その瞬間、俺は崖で踏み込めずそのまま落下していく。
「あぁぁぁぁぁ、この下手くそォォォォ!!!!」
そのまま落ちて、気がつくと最初の位置にいた。
ふと、右の方に視線を向けると俺と同じ服を着た男のイラストの横に「×2」という文字が浮かんでいて、それが俺の残りの命の残量なんだと思い知る。
(これが夢であってくれ)
と願っている間にまた例の信号が現れて、カウントを始めた。
お題『夫婦』
絶賛、婚活何連敗中の私からすると、夫婦ってどうやってできるんだろーなって思う。
好きで好きで仕方なくて二人だけの世界に浸って大恋愛でドラマチックに結婚したとしても、そいつは憧れなんだけど、それから冷めきって離婚したって話を聞くし。

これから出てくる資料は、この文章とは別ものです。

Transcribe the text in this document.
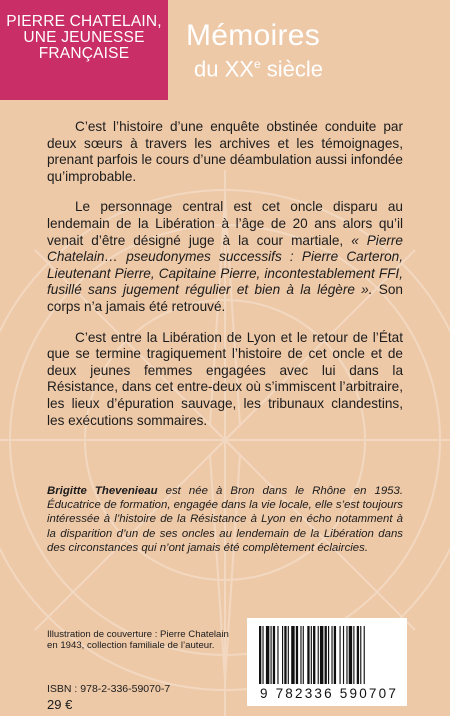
PIERRE CHATELAIN,
UNE JEUNESSE
FRANÇAISE
Mémoires
du XXe siècle

C’est l’histoire d’une enquête obstinée conduite par deux sœurs à travers les archives et les témoignages, prenant parfois le cours d’une déambulation aussi infondée qu’improbable.

Le personnage central est cet oncle disparu au lendemain de la Libération à l’âge de 20 ans alors qu’il venait d’être désigné juge à la cour martiale, « Pierre Chatelain… pseudonymes successifs : Pierre Carteron, Lieutenant Pierre, Capitaine Pierre, incontestablement FFI, fusillé sans jugement régulier et bien à la légère ». Son corps n’a jamais été retrouvé.

C’est entre la Libération de Lyon et le retour de l’État que se termine tragiquement l’histoire de cet oncle et de deux jeunes femmes engagées avec lui dans la Résistance, dans cet entre-deux où s’immiscent l’arbitraire, les lieux d’épuration sauvage, les tribunaux clandestins, les exécutions sommaires.

Brigitte Thevenieau est née à Bron dans le Rhône en 1953. Éducatrice de formation, engagée dans la vie locale, elle s’est toujours intéressée à l’histoire de la Résistance à Lyon en écho notamment à la disparition d’un de ses oncles au lendemain de la Libération dans des circonstances qui n’ont jamais été complètement éclaircies.
Illustration de couverture : Pierre Chatelain en 1943, collection familiale de l’auteur.
ISBN : 978-2-336-59070-7
29 €
9 782336 590707
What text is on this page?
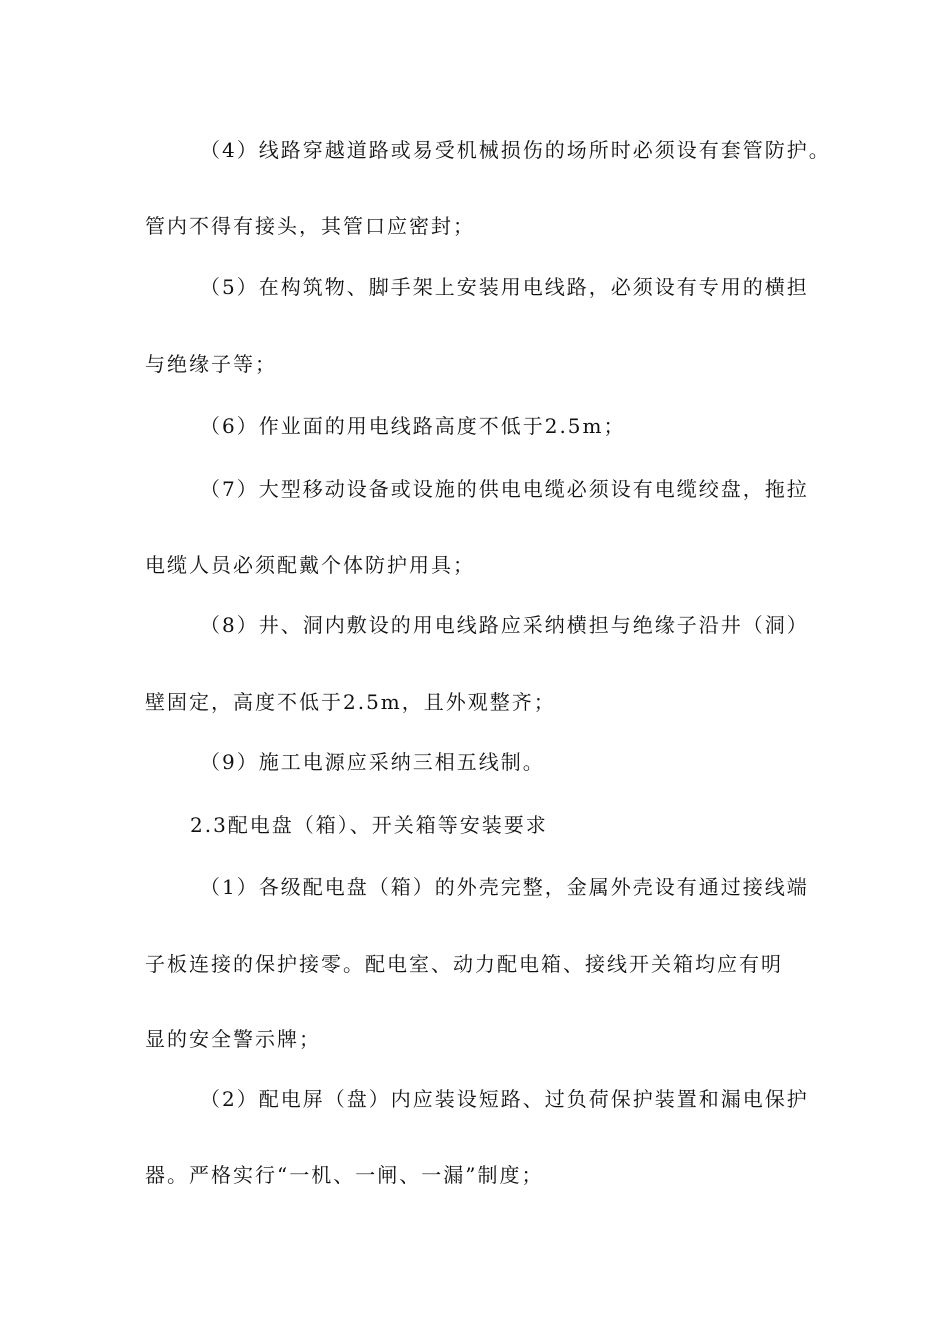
（4）线路穿越道路或易受机械损伤的场所时必须设有套管防护。
管内不得有接头，其管口应密封；
（5）在构筑物、脚手架上安装用电线路，必须设有专用的横担
与绝缘子等；
（6）作业面的用电线路高度不低于2.5m；
（7）大型移动设备或设施的供电电缆必须设有电缆绞盘，拖拉
电缆人员必须配戴个体防护用具；
（8）井、洞内敷设的用电线路应采纳横担与绝缘子沿井（洞）
壁固定，高度不低于2.5m，且外观整齐；
（9）施工电源应采纳三相五线制。
2.3配电盘（箱）、开关箱等安装要求
（1）各级配电盘（箱）的外壳完整，金属外壳设有通过接线端
子板连接的保护接零。配电室、动力配电箱、接线开关箱均应有明
显的安全警示牌；
（2）配电屏（盘）内应装设短路、过负荷保护装置和漏电保护
器。严格实行“一机、一闸、一漏”制度；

かと思えば、「何年も一緒にいるから、まいっか。他に好きな人が現れないし」で結婚した話を聞く。
あとは、夫のほうが好きで好きで仕方なくて情に負けて結婚とか。
昔はお見合いなんてものが主流で、大多数は結婚生活を続けてられているって話も聞く。
私は好きでもない異性から好き好きアピールされるのが気持ち悪すぎて「私のことを好きでいてくれるからまいっか」という心境になれず、シャットアウトしてしまう。

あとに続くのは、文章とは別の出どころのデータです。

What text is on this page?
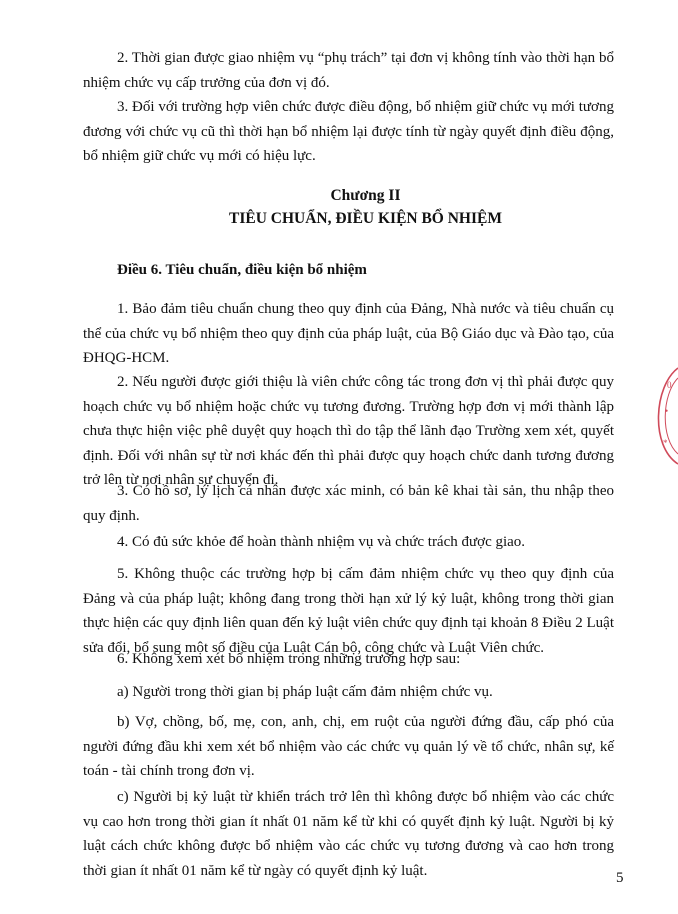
2. Thời gian được giao nhiệm vụ “phụ trách” tại đơn vị không tính vào thời hạn bổ nhiệm chức vụ cấp trưởng của đơn vị đó.

3. Đối với trường hợp viên chức được điều động, bổ nhiệm giữ chức vụ mới tương đương với chức vụ cũ thì thời hạn bổ nhiệm lại được tính từ ngày quyết định điều động, bổ nhiệm giữ chức vụ mới có hiệu lực.

Chương II
TIÊU CHUẨN, ĐIỀU KIỆN BỔ NHIỆM
Điều 6. Tiêu chuẩn, điều kiện bổ nhiệm

1. Bảo đảm tiêu chuẩn chung theo quy định của Đảng, Nhà nước và tiêu chuẩn cụ thể của chức vụ bổ nhiệm theo quy định của pháp luật, của Bộ Giáo dục và Đào tạo, của ĐHQG-HCM.

2. Nếu người được giới thiệu là viên chức công tác trong đơn vị thì phải được quy hoạch chức vụ bổ nhiệm hoặc chức vụ tương đương. Trường hợp đơn vị mới thành lập chưa thực hiện việc phê duyệt quy hoạch thì do tập thể lãnh đạo Trường xem xét, quyết định. Đối với nhân sự từ nơi khác đến thì phải được quy hoạch chức danh tương đương trở lên từ nơi nhân sự chuyển đi.

3. Có hồ sơ, lý lịch cá nhân được xác minh, có bản kê khai tài sản, thu nhập theo quy định.

4. Có đủ sức khỏe để hoàn thành nhiệm vụ và chức trách được giao.

5. Không thuộc các trường hợp bị cấm đảm nhiệm chức vụ theo quy định của Đảng và của pháp luật; không đang trong thời hạn xử lý kỷ luật, không trong thời gian thực hiện các quy định liên quan đến kỷ luật viên chức quy định tại khoản 8 Điều 2 Luật sửa đổi, bổ sung một số điều của Luật Cán bộ, công chức và Luật Viên chức.

6. Không xem xét bổ nhiệm trong những trường hợp sau:

a) Người trong thời gian bị pháp luật cấm đảm nhiệm chức vụ.

b) Vợ, chồng, bố, mẹ, con, anh, chị, em ruột của người đứng đầu, cấp phó của người đứng đầu khi xem xét bổ nhiệm vào các chức vụ quản lý về tổ chức, nhân sự, kế toán - tài chính trong đơn vị.

c) Người bị kỷ luật từ khiển trách trở lên thì không được bổ nhiệm vào các chức vụ cao hơn trong thời gian ít nhất 01 năm kể từ khi có quyết định kỷ luật. Người bị kỷ luật cách chức không được bổ nhiệm vào các chức vụ tương đương và cao hơn trong thời gian ít nhất 01 năm kể từ ngày có quyết định kỷ luật.	5
0
•
*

自分から相手を好きになるのは決まって夢ばかり追っているクズみたいな輩だ。なんなら普段の生活に出会いがなさすぎて容姿がいい芸能人にガチ恋しては、恋人の存在を匂わされてげんなりするのを繰り返している。
なら、結局私は私のことを好きにならない、お互いに友達でとどまってくれる関係の人と結婚したいんだけど、結婚って恋愛感情ないと難しいんでしょ? 無理だわーってなってるとこ。